Carcinoembryonic antigen is a sialyl Lewis x/a carrier and an E‑selectin ligand in non‑small cell lung cancer.

The formation of distant metastasis resulting from vascular dissemination is one of the leading causes of mortality in non‑small cell lung cancer (NSCLC). This metastatic dissemination initiates with the adhesion of circulating cancer cells to the endothelium.
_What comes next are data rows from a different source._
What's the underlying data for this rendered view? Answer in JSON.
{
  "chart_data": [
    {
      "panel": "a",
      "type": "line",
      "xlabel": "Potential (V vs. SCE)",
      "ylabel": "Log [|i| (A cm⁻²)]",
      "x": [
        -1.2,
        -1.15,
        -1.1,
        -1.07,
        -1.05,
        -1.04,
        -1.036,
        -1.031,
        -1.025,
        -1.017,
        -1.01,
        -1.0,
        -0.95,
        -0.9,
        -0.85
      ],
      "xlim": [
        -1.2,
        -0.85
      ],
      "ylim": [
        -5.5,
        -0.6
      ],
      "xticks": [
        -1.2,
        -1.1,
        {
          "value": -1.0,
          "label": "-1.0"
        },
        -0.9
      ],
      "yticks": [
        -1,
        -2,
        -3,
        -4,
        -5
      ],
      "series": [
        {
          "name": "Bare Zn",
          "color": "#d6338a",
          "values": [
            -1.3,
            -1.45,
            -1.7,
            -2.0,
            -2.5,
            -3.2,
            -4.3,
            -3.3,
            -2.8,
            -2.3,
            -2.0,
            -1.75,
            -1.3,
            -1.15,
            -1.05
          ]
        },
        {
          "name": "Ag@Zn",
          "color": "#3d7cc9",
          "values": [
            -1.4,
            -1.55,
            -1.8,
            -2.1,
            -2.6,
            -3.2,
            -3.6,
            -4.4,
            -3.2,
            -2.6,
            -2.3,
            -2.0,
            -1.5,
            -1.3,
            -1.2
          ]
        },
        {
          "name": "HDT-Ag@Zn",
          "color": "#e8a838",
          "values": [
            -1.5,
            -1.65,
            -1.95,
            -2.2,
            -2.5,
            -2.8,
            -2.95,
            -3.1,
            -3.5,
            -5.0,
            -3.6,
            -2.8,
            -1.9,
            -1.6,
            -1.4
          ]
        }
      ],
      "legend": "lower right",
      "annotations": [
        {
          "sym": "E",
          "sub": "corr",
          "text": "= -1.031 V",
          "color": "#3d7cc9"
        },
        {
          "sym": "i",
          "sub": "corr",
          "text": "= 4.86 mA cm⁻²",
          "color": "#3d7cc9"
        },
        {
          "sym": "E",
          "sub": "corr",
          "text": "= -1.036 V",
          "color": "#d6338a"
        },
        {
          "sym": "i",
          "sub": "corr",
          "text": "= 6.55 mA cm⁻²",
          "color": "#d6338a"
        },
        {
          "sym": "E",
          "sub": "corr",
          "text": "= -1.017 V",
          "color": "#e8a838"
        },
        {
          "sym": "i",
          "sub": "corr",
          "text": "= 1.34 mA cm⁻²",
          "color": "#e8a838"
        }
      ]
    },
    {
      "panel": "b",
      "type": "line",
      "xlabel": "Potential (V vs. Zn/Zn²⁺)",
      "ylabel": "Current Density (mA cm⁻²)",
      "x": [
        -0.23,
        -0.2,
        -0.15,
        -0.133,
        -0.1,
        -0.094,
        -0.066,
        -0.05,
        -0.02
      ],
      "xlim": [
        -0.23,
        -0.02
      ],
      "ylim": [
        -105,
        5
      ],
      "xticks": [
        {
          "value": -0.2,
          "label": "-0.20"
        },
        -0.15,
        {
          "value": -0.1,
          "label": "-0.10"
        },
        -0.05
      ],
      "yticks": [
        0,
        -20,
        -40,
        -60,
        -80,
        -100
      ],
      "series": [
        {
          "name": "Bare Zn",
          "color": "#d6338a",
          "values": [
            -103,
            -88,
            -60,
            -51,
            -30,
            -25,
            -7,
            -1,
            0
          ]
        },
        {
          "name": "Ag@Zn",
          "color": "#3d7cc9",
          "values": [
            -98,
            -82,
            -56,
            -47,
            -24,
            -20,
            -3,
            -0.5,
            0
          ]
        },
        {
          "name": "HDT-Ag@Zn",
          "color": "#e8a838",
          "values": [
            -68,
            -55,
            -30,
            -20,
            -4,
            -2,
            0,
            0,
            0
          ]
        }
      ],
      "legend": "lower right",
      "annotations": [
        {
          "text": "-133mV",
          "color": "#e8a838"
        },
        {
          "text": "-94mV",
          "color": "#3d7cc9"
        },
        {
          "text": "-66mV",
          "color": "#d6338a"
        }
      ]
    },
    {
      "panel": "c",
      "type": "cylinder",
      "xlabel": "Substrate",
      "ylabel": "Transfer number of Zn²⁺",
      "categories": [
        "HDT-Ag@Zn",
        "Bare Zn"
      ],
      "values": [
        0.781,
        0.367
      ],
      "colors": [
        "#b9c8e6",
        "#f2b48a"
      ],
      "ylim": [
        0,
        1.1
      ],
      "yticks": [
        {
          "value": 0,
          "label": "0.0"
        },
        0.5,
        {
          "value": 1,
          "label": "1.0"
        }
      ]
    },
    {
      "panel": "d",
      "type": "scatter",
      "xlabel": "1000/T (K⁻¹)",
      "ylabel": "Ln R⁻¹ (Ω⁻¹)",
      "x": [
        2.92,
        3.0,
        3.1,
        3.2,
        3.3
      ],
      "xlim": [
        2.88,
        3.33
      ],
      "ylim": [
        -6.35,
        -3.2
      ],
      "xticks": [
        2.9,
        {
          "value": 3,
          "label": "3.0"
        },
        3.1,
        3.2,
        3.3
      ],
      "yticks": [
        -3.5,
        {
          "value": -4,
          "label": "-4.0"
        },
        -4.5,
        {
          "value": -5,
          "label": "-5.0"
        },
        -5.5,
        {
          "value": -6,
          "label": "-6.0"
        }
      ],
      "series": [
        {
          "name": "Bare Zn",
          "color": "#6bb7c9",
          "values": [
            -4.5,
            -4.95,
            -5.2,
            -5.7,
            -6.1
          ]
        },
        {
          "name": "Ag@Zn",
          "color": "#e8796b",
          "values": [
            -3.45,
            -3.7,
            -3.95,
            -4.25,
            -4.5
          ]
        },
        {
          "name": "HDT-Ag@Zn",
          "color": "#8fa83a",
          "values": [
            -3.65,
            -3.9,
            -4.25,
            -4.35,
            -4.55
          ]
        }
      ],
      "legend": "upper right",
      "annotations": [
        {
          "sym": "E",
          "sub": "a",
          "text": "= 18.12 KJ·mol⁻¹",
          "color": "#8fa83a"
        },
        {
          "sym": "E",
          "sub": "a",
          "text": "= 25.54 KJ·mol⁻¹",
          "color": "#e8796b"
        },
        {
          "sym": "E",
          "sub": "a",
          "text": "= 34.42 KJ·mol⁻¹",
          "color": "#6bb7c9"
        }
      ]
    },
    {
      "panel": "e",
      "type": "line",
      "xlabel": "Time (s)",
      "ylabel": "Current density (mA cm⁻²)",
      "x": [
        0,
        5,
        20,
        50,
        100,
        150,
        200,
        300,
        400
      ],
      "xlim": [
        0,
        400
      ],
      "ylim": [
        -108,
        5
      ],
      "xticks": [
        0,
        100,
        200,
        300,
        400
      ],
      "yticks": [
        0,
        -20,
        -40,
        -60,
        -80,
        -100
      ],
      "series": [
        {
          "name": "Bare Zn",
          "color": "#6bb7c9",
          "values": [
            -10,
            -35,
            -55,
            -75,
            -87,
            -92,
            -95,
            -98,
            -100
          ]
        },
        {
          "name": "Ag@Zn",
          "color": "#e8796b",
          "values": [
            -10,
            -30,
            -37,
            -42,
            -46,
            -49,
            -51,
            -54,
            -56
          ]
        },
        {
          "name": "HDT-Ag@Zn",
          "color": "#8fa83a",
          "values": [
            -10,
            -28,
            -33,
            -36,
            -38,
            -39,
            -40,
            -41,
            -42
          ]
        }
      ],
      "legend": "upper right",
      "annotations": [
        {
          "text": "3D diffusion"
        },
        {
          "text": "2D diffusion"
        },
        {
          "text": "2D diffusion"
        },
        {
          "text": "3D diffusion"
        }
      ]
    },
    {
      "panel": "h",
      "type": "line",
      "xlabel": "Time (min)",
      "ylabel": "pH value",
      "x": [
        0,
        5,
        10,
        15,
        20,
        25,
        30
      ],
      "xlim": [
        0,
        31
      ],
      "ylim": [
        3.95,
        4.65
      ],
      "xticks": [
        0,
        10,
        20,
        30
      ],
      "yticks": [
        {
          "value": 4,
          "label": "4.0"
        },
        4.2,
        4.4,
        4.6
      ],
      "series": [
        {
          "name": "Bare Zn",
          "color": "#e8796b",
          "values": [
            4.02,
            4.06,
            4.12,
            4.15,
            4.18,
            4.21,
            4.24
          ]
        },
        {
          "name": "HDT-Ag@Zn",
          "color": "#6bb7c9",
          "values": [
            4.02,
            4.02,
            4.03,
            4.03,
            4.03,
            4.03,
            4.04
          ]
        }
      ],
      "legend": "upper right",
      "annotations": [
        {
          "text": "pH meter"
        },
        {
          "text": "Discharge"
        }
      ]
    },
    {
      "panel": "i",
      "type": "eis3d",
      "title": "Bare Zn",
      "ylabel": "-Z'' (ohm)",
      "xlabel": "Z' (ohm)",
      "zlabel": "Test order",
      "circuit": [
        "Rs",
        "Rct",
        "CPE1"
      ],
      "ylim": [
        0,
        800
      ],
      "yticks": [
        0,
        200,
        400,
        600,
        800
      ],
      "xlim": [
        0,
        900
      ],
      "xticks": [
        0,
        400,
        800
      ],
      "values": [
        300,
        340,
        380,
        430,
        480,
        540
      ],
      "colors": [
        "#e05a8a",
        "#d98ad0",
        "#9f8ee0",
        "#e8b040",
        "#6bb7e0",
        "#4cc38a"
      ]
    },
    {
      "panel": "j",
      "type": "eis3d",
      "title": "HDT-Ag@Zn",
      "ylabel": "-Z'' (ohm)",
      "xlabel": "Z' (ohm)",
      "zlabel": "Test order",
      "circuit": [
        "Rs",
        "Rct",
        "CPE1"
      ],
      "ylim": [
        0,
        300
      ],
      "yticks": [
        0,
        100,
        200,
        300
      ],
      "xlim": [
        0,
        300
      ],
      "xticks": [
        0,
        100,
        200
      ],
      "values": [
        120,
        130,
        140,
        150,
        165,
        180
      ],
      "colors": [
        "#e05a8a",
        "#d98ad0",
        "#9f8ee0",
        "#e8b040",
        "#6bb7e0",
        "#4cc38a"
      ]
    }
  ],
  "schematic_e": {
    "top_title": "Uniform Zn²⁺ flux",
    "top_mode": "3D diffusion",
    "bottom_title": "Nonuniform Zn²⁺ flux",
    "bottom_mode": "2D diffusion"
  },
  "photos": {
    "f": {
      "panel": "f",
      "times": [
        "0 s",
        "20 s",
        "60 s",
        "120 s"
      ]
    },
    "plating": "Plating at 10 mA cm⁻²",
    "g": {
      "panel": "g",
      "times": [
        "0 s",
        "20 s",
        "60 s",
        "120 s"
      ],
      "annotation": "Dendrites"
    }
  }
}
The minimal requirement for the binding of leukocytes to endothelial E‑selectins and subsequent transmigration is the epitope of the fucosylated glycan, sialyl Lewis x (sLex), attached to specific cell surface glycoproteins. sLex and its isomer sialyl Lewis a (sLea) have been described in NSCLC, but their functional role in cancer cell adhesion to endothelium is still poorly understood. In this study, it was hypothesised that, similarly to leukocytes, sLe glycans play a role in NSCLC cell adhesion to E‑selectins. To assess this, paired tumour and normal lung tissue samples from 18 NSCLC patients were analyzed. Immunoblotting and immunohistochemistry assays demonstrated that tumour tissues exhibited significantly stronger reactivity with anti‑sLex/sLea antibody and E‑selectin chimera than normal tissues (2.2‑ and 1.8‑fold higher, respectively), as well as a higher immunoreactive score. High sLex/sLea expression was associated with bone metastasis. The overall α1,3‑fucosyltransferase (FUT) activity was increased in tumour tissues, along with the mRNA levels of FUT3, FUT6 and FUT7, whereas FUT4 mRNA expression was decreased. The expression of E‑selectin ligands exhibited a weak but significant correlation with the FUT3/FUT4 and FUT7/FUT4 ratios. Additionally, carcinoembryonic antigen (CEA) was identified in only 8 of the 18 tumour tissues; CEA‑positive tissues exhibited significantly increased sLex/sLea expression. Tumour tissue areas expressing CEA also expressed sLex/sLea and showed reactivity to E‑selectin. Blot rolling assays further demonstrated that CEA immunoprecipitates exhibited sustained adhesive interactions with E‑selectin‑expressing cells, suggesting CEA acts as a functional protein scaffold for E‑selectin ligands in NSCLC. In conclusion, this work provides the first demonstration that sLex/sLea are increased in primary NSCLC due to increased α1,3‑FUT activity. sLex/sLea is carried by CEA and confers the ability for NSCLC cells to bind E‑selectins, and is potentially associated with bone metastasis. This study contributes to identifying potential future diagnostic/prognostic biomarkers and therapeutic targets for lung cancer.